The domain of the function f(x)=sin^-1(x-3)/√9-x^2 is a)[2,3] b)[1,2] c)[1,2) d)[2,3)

To determine the domain of the function \( f(x) = \frac{\sin^{-1}(x-3)}{\sqrt{9 - x^2}} \), we need to consider the restrictions imposed by both the inverse sine function and the square root function. Let's break this down step by step.

Analyzing the Inverse Sine Function

The expression \( \sin^{-1}(x-3) \) requires that \( x-3 \) must be within the valid range for the inverse sine function.
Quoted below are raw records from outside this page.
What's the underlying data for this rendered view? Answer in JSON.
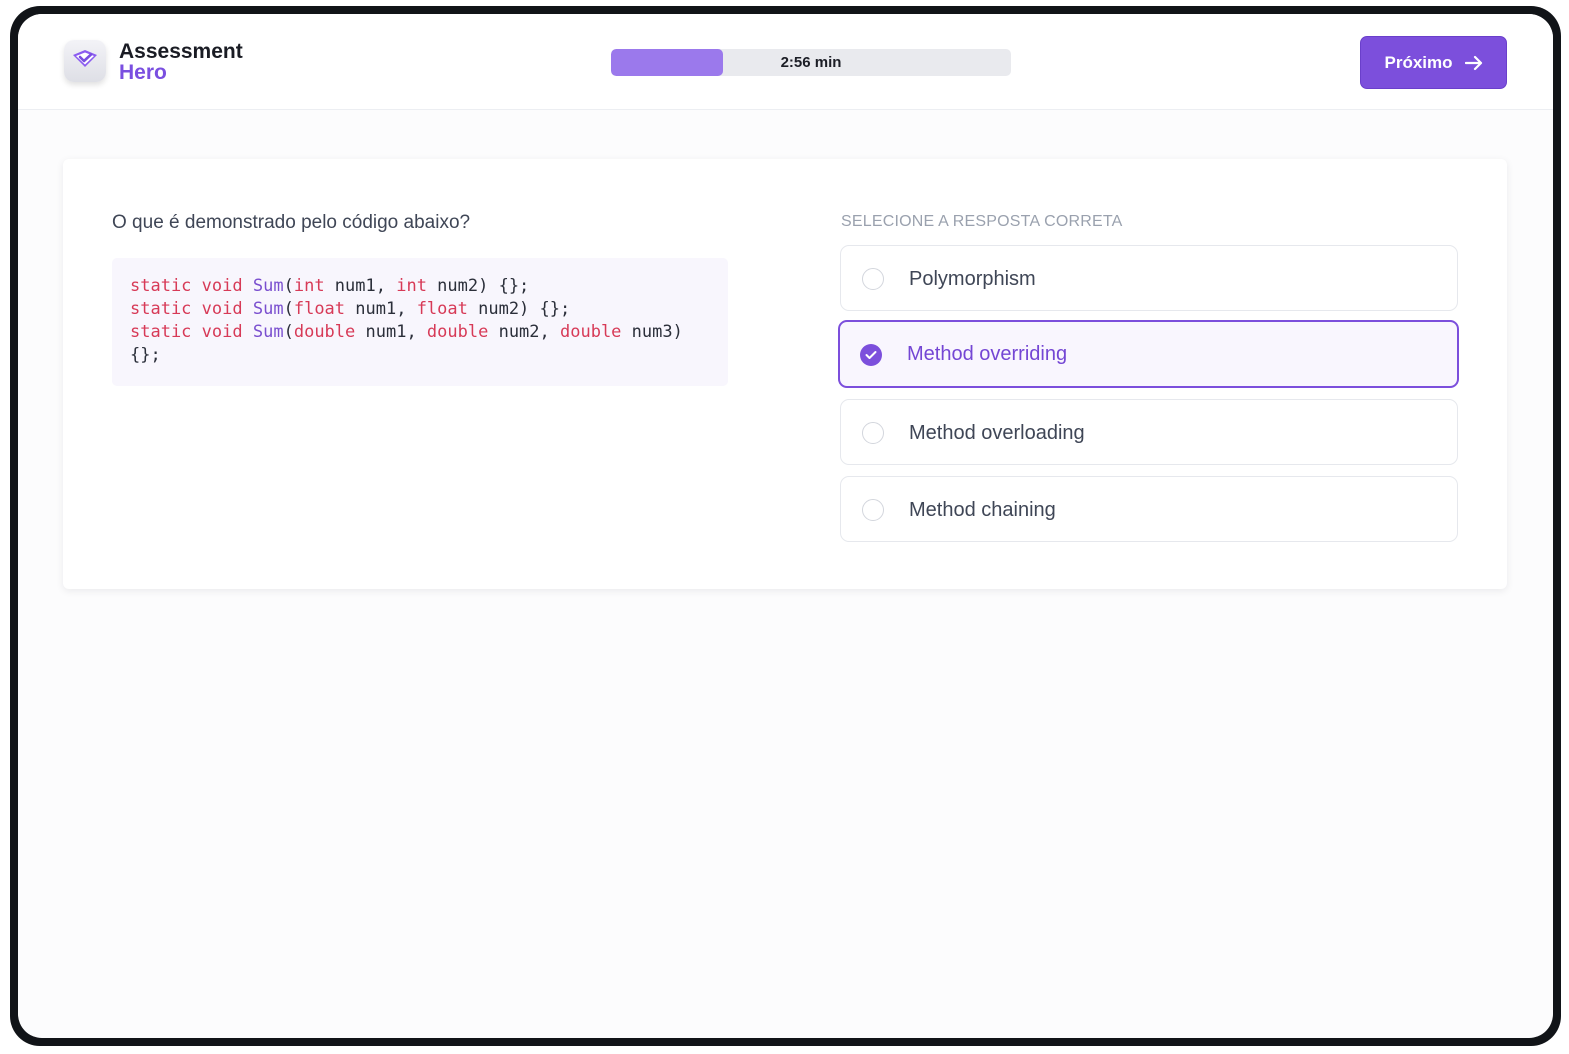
{
  "header": {
    "brand_line1": "Assessment",
    "brand_line2": "Hero",
    "logo_icon": "heart-check-icon",
    "timer_label": "2:56 min",
    "progress_fraction": 0.28,
    "next_button_label": "Próximo",
    "next_button_icon": "arrow-right-icon"
  },
  "question": {
    "prompt": "O que é demonstrado pelo código abaixo?",
    "code_lines": [
      "static void Sum(int num1, int num2) {};",
      "static void Sum(float num1, float num2) {};",
      "static void Sum(double num1, double num2, double num3)",
      "{};"
    ]
  },
  "answers": {
    "instruction": "SELECIONE A RESPOSTA CORRETA",
    "options": [
      {
        "label": "Polymorphism",
        "selected": false
      },
      {
        "label": "Method overriding",
        "selected": true
      },
      {
        "label": "Method overloading",
        "selected": false
      },
      {
        "label": "Method chaining",
        "selected": false
      }
    ]
  },
  "colors": {
    "accent": "#7c4fdc",
    "progress_fill": "#9b79ec",
    "code_keyword": "#d73a57",
    "code_function": "#7a4fcf"
  }
}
The range for the \( \sin^{-1} \) function is between -1 and 1. Therefore, we can establish the inequality:

• -1 ≤ \( x - 3 \) ≤ 1

Solving these inequalities gives us:

• From \( x - 3 \geq -1 \):
• Adding 3 to both sides results in \( x \geq 2 \).
• From \( x - 3 \leq 1 \):
• Adding 3 to both sides gives \( x \leq 4 \).
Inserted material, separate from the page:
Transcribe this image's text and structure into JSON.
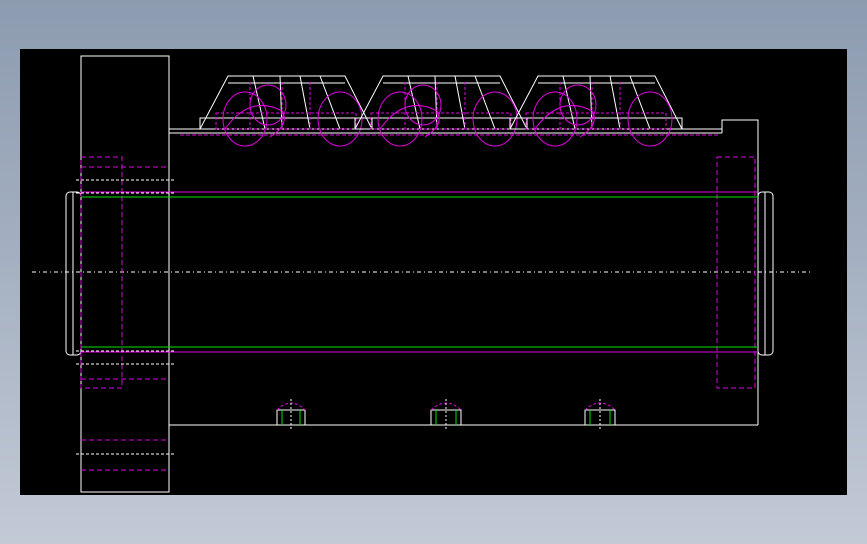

Combining these results, we find that:

2 ≤ x ≤ 4

Considering the Square Root Function

Next, we need to analyze the denominator \( \sqrt{9 - x^2} \). For the square root to be defined, the expression inside it must be non-negative:

• 9 - \( x^2 \) ≥ 0

Rearranging this gives us:

• 9 ≥ \( x^2 \)
• This can be rewritten as \( -3 ≤ x ≤ 3 \).

Finding the Intersection of Both Domain Conditions

Now we have two conditions:

• From the inverse sine function: \( 2 ≤ x ≤ 4 \)
• From the square root function: \( -3 ≤ x ≤ 3 \)

The domain of the function \( f(x) \) will be the intersection of these two ranges. The overlapping interval is:

2 ≤ x ≤ 3

Final Domain Representation

In interval notation, this is expressed as:

[2, 3]

Thus, the correct option from the choices provided is a) [2, 3].